Um olhar para o passado proporciona-nos, facilmente, figuras como Mussolini, Stalin, Hitler e Mao Zedong. Todos estes líderes, independentemente da sua inclinação política, viram ser construído um culto de personalidade em sua honra.

A crescente polarização política dos últimos anos tem sido, inquestionavelmente, acompanhada pela emergência de figuras políticas em torno das quais se tem construído uma imagem de "Homem forte", isto é, de alguém que irá salvar um povo ou tirá-lo da sua situação de crise ou catástrofe social e económica iminentes.

Um olhar para o passado proporciona-nos, facilmente, figuras como Mussolini, Stalin, Hitler e Mao Zedong. Todos estes líderes, independentemente da sua inclinação política, viram ser construído um culto de personalidade em sua honra. Mas a fácil identificação destas figuras enquanto análogas umas às outras é fruto da nossa visão privilegiada, atual e contemporânea, que beneficia de uma lente crítica reconhecedora das consequências das suas ordens, doutrinas e atos no mundo. Em contrapartida, nos dias que correm, pode ser para nós mais difícil identificar figuras públicas com as mesmas características, que seguem os mesmos passos e que defendem os mesmos (ou semelhantes) ideais. Por ignorância, medo, indiferença ou ingenuidade, potenciais sinais de alerta são negligenciados ou, mais perigosamente, alimentados.

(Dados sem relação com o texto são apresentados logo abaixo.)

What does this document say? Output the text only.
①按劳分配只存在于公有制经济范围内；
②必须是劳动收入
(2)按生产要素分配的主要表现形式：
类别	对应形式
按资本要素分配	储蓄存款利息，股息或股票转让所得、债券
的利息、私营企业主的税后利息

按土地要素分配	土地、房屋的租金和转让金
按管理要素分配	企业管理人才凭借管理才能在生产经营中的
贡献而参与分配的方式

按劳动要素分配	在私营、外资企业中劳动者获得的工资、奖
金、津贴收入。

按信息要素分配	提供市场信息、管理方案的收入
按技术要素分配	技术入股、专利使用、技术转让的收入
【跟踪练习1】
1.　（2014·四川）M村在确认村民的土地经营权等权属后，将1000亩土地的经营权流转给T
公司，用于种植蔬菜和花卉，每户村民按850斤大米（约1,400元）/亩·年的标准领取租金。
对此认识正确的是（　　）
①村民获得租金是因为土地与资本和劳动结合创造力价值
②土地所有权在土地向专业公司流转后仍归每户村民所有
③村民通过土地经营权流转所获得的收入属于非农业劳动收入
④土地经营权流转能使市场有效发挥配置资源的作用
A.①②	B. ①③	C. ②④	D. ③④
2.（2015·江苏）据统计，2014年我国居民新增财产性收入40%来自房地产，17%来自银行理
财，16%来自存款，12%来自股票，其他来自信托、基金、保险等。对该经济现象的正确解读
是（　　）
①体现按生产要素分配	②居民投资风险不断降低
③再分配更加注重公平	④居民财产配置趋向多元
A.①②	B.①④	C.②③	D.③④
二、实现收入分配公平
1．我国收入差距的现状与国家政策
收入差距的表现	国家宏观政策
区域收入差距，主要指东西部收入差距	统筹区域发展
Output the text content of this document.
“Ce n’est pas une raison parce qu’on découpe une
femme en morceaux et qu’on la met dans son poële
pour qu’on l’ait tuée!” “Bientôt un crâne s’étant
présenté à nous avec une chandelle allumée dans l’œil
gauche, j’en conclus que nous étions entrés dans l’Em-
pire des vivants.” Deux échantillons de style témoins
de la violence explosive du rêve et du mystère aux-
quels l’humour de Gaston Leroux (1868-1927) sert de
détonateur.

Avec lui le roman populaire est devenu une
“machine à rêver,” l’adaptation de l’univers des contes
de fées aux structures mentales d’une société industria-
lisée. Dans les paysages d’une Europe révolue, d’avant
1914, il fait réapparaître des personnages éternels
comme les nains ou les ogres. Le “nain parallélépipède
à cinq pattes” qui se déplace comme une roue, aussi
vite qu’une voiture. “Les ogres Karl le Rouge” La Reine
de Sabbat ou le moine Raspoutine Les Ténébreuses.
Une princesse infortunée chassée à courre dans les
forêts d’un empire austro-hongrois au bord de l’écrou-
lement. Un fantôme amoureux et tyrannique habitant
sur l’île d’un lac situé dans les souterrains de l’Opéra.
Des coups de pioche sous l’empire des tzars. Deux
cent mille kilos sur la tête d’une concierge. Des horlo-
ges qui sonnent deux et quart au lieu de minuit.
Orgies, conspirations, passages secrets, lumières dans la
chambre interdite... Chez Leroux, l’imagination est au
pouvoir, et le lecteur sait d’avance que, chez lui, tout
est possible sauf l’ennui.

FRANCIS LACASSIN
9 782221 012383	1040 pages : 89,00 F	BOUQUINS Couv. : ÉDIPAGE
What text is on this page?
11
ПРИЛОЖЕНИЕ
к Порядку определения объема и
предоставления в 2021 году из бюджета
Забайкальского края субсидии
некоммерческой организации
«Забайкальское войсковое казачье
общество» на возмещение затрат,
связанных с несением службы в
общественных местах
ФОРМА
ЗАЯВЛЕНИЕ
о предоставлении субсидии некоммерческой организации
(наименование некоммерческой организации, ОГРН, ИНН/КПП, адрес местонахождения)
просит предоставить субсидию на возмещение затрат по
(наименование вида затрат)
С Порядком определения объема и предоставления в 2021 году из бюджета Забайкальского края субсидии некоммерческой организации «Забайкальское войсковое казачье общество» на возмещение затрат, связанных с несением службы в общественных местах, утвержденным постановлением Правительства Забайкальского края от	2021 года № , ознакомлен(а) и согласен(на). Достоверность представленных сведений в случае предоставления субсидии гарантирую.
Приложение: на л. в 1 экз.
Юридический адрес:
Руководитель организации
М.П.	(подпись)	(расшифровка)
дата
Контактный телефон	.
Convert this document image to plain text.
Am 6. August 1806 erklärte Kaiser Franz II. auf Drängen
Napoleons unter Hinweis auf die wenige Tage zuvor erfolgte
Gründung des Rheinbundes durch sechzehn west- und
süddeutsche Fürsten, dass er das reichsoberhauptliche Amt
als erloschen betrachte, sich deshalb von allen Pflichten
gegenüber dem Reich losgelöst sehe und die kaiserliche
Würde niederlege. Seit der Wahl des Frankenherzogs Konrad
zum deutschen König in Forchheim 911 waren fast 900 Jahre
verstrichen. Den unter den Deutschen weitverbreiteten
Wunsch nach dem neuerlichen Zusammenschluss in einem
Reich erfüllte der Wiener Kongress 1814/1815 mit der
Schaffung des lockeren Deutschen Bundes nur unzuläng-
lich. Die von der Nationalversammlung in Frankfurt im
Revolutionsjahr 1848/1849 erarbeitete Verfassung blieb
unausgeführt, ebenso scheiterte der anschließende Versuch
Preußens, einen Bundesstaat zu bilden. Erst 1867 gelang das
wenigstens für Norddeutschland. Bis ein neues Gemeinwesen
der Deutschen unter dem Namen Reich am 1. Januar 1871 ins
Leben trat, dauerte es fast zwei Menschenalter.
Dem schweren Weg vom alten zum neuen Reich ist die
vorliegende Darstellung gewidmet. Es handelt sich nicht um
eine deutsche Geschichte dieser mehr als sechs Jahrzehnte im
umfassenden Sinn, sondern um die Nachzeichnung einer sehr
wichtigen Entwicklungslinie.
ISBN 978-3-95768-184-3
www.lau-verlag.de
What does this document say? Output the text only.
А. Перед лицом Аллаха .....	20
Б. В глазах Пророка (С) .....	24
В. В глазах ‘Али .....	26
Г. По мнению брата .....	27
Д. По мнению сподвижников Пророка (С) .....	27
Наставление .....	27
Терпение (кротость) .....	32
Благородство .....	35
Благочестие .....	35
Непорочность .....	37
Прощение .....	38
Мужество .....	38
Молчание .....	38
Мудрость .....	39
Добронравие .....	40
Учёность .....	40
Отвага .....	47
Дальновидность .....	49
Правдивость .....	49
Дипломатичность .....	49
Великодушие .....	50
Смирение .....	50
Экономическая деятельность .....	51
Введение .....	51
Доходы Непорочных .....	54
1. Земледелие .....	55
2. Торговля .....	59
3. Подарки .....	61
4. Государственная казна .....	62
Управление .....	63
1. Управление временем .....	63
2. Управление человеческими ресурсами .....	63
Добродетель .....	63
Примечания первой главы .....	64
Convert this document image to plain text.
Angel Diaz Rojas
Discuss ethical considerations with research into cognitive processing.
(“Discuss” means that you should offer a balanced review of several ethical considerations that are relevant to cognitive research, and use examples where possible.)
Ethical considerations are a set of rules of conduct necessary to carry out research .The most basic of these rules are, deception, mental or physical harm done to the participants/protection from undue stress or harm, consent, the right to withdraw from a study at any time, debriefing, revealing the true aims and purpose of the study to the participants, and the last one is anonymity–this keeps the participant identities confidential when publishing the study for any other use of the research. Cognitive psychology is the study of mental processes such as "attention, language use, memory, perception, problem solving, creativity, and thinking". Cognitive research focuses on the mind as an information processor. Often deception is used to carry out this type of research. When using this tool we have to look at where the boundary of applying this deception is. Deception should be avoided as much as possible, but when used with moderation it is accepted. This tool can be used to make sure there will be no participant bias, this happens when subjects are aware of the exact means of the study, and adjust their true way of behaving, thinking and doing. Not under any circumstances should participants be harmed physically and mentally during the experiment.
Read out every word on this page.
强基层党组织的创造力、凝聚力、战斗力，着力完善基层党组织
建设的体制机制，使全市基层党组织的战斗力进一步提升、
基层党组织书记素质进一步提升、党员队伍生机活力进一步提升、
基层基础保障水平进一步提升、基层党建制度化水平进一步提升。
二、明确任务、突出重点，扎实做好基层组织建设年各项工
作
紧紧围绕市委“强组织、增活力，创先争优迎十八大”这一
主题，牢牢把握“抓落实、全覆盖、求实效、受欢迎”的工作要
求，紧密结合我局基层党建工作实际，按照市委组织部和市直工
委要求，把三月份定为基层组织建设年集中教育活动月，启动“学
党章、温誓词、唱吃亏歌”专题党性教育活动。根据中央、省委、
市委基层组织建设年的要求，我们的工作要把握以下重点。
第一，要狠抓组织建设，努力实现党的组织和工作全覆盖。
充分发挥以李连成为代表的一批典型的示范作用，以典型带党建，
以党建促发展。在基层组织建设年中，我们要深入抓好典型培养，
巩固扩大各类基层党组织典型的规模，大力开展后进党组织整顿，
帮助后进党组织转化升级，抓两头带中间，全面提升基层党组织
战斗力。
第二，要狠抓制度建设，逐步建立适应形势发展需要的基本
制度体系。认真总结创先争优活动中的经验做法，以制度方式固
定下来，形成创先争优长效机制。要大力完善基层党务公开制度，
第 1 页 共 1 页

Na eventualidade de se tratar de ignorância ou desconhecimento, importará sempre debruçar sobre as características psicológicas destas figuras de autoridade e liderança, de modo a tentar dar significado ao seu ressurgimento e crescente popularidade na esfera política mundial atual. Porque são estas figuras tão apelativas para alguns grupos? Como exercem a sua influência? Que traços terão em comum?

Temos de reconhecer que estas figuras não emergem espontaneamente, mas são, pelo contrário, fruto do contexto social vivido, que potencia a ação delas. A emergência do autoritarismo está intrinsecamente ligada a períodos de insegurança económica e política e à perceção de inimigos externos ou internos, medo de declínio, sensação de desespero, falta de confiança e ameaça à identidade coletiva de um dado país.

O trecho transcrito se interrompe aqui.